Tabira, 18 de janeiro de 2041
A “Declaração Universal para a Responsabilidade Humana” diz-nos que a Humanidade, em toda sua diversidade, pertence ao mundo vivo e participa de sua evolução, que os seus destinos são inseparáveis. Propõe princípios gerais, que podem servir de base para um novo pacto social. Eis um exemplo:
“O exercício do poder só é legítimo quando serve o bem comum e quando é controlado por aqueles sobre os quais esse poder é exercido; a busca da prosperidade não pode ser desvinculada de uma partilha justa das riquezas; os saberes e as práticas só adquirem todo seu sentido quando são compartilhados e usados em prol da solidariedade, da justiça e da cultura da paz”.
Isso mesmo: é impossível ser feliz sozinho”. Se um ser humano podia reivindicar seus direitos, deveria, igualmente, manifestar consciência de que as suas responsabilidades eram proporcionais aos direitos reivindicados. Mas, como diria Kazu, “éramos todos humanos, até que a raça nos desligou, a religião nos separou, a política nos dividiu e o dinheiro nos classificou”. E, em 2021, caminhávamos rumo ao nada, estávamos longe de concretizar os princípios dessa “Declaração”.
Já aqui vos falei do projeto das redes de comunidades de aprendizagem. Permiti que volte ao assunto, pois convirá fazer a memória desse movimento, que tantas e tão profundas mudanças operou. E, também, porque partiu da assunção de um compromisso ético, para concretizar os princípios expressos na “Declaração Universal para a Responsabilidade Humana”.
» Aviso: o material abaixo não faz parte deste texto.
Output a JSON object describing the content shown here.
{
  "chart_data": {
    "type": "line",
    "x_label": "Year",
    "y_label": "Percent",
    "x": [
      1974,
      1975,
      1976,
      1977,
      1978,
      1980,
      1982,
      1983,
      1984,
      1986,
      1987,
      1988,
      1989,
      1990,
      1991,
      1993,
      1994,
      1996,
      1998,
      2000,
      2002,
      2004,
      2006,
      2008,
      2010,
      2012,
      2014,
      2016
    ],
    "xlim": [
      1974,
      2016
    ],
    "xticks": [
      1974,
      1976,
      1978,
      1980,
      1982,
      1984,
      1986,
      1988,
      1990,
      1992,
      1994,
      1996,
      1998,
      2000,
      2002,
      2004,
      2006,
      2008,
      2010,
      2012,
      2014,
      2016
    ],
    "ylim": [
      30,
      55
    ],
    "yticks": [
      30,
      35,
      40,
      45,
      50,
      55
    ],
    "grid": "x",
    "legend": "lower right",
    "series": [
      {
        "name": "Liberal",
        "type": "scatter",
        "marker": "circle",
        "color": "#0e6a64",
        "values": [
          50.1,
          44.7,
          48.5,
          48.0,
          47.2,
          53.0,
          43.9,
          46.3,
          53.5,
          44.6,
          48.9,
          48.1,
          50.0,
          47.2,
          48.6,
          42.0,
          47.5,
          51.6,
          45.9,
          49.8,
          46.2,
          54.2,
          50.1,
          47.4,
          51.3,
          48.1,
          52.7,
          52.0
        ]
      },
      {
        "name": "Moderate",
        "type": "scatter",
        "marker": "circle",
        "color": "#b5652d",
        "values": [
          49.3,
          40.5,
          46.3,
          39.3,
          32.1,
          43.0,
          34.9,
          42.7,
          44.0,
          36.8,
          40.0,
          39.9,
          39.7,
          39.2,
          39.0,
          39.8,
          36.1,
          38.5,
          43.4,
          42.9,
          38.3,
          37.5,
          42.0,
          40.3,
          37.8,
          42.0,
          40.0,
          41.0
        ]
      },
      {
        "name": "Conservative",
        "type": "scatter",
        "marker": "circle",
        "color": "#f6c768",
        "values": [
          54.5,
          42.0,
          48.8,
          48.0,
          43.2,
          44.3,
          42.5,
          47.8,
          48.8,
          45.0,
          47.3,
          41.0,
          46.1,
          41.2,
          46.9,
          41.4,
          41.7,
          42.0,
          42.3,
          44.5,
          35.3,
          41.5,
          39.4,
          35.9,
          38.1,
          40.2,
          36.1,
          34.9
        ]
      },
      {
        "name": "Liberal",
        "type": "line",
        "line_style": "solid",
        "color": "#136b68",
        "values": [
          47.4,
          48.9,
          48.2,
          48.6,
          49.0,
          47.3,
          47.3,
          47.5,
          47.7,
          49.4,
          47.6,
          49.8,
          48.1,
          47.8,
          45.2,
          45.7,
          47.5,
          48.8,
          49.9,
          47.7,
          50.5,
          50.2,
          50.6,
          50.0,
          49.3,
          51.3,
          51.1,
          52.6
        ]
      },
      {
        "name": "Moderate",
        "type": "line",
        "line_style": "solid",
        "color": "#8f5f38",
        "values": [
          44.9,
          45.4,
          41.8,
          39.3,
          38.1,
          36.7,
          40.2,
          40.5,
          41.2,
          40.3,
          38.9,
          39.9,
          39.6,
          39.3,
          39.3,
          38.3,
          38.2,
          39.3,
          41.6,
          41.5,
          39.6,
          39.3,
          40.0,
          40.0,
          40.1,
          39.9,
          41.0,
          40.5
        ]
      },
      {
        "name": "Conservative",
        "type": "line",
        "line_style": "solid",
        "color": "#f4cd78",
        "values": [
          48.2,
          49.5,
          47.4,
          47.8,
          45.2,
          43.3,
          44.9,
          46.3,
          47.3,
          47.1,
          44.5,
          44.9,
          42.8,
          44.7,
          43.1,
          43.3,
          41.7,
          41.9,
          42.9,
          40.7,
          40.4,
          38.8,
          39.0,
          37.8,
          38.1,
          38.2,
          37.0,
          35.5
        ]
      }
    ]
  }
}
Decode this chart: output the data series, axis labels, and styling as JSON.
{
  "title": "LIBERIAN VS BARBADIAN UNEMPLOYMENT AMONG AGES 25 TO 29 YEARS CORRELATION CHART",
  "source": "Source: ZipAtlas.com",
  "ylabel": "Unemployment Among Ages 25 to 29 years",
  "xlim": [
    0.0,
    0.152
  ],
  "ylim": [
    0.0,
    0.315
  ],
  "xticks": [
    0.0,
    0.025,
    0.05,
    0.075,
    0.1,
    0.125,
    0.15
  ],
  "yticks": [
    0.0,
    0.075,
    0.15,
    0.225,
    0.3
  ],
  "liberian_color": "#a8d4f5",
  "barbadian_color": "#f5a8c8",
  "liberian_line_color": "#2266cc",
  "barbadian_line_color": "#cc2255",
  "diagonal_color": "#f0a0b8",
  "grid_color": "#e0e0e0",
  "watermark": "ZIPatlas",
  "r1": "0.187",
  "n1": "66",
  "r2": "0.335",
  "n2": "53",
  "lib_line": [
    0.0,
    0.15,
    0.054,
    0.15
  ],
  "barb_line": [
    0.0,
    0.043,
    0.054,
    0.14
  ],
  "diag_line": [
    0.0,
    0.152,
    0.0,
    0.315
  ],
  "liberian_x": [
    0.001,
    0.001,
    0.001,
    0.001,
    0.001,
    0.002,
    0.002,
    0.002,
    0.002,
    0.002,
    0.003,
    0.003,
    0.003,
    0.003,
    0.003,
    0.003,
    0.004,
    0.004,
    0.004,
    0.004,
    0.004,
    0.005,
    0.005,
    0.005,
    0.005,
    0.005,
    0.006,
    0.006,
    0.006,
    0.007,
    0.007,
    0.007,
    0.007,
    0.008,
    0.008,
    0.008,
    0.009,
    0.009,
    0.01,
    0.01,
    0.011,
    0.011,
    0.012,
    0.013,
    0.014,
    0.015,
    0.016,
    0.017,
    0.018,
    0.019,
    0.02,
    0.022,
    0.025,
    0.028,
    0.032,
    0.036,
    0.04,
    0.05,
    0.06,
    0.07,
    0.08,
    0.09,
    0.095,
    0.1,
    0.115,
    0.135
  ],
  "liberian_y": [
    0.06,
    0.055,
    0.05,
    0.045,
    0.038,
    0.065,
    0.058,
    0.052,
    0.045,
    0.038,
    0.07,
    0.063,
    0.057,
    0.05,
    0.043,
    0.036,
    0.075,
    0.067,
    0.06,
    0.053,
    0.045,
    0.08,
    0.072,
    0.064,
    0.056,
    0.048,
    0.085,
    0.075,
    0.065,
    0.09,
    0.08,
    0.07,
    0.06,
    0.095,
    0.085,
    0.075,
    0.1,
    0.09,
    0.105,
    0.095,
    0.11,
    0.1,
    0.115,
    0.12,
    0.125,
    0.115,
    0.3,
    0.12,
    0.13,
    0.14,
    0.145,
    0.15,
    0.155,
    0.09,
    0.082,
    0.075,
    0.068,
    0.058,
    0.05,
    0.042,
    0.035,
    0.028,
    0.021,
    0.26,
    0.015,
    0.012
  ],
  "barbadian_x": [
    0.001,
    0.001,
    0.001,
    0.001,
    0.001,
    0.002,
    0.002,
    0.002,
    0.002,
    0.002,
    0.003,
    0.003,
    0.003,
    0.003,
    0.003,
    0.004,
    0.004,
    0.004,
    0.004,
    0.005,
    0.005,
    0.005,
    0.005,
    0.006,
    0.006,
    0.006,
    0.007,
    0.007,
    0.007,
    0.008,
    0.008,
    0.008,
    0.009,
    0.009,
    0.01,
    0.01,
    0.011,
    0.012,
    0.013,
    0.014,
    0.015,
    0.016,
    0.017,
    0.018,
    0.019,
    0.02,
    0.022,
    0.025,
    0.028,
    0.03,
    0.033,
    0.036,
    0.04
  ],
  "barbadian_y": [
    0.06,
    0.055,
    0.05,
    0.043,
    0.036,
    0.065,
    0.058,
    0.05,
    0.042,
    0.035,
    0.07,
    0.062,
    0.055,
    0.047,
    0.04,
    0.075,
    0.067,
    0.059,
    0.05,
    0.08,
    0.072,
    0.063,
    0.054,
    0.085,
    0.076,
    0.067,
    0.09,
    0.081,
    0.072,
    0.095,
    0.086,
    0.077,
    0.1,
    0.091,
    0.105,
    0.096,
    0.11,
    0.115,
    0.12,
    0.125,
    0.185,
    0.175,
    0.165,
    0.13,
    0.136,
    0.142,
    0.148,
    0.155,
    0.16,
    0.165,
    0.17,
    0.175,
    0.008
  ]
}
A criação de um núcleo de projeto marcava o início da reconfiguração das práticas. Quando os educadores que o constituíam, procediam à identificação de valores comuns, erguiam comunidades.
Os seres humanos são, implícita ou explicitamente, conduzidos por valores, que o conjunto de comportamentos reflete. Um valor é um fundamento ético, que norteia o comportamento humano e que é traduzido por uma única palavra.
Cada educador elaborava uma lista de valores, que considerava serem fundamentais na sua vida. Depois, verificar-se-ia a existência de valores comuns às várias listas. Esta tarefa poderia ser realizada com recurso a uma dinâmica chamada “árvore dos valores”. Identificados os valores comuns, definida uma matriz axiológica, tomava forma a equipe que asseguraria a concretização do projeto.
A partir do inventário de valores, era elaborada uma carta de princípios e estabelecidos acordos de convivência. Em seguida, procedia-se à análise de documentos. Seria preciso verificar se existia coerência entre a LDB e o projeto da instituição, bem como se a regulamentação era coerente com o teor do projeto. A carta de princípios definia um perfil de sujeito de aprendizagem e de tutor.
O levantamento de valores predominantes na comunidade e um inventário de necessidades e potencialidades da população completava o ciclo de instalação das turmas-piloto. Sobre elas vos falarei em outra cartinha.
Nos encontros realizados na ágora escolar, era partilhada a leitura crítica de documentos como a “Carta da Terra” e os “Objetivos de Desenvolvimento Sustentável”. O quarto ODS era analisado criticamente, porque entre as intenções da “Agenda 2030” não constava o questionamento de um modelo educacional hegemônico.
Ao cabo dessas tarefas, era redigida com a comunidade uma minuta de “Termo de Autonomia”. Através da negociação e aprovação desse documento, se assegurava a estabilidade da equipe e a sustentabilidade do projeto. Finalmente, havia educadores que assumiam a dignidade de um exercício autônomo da sua profissão.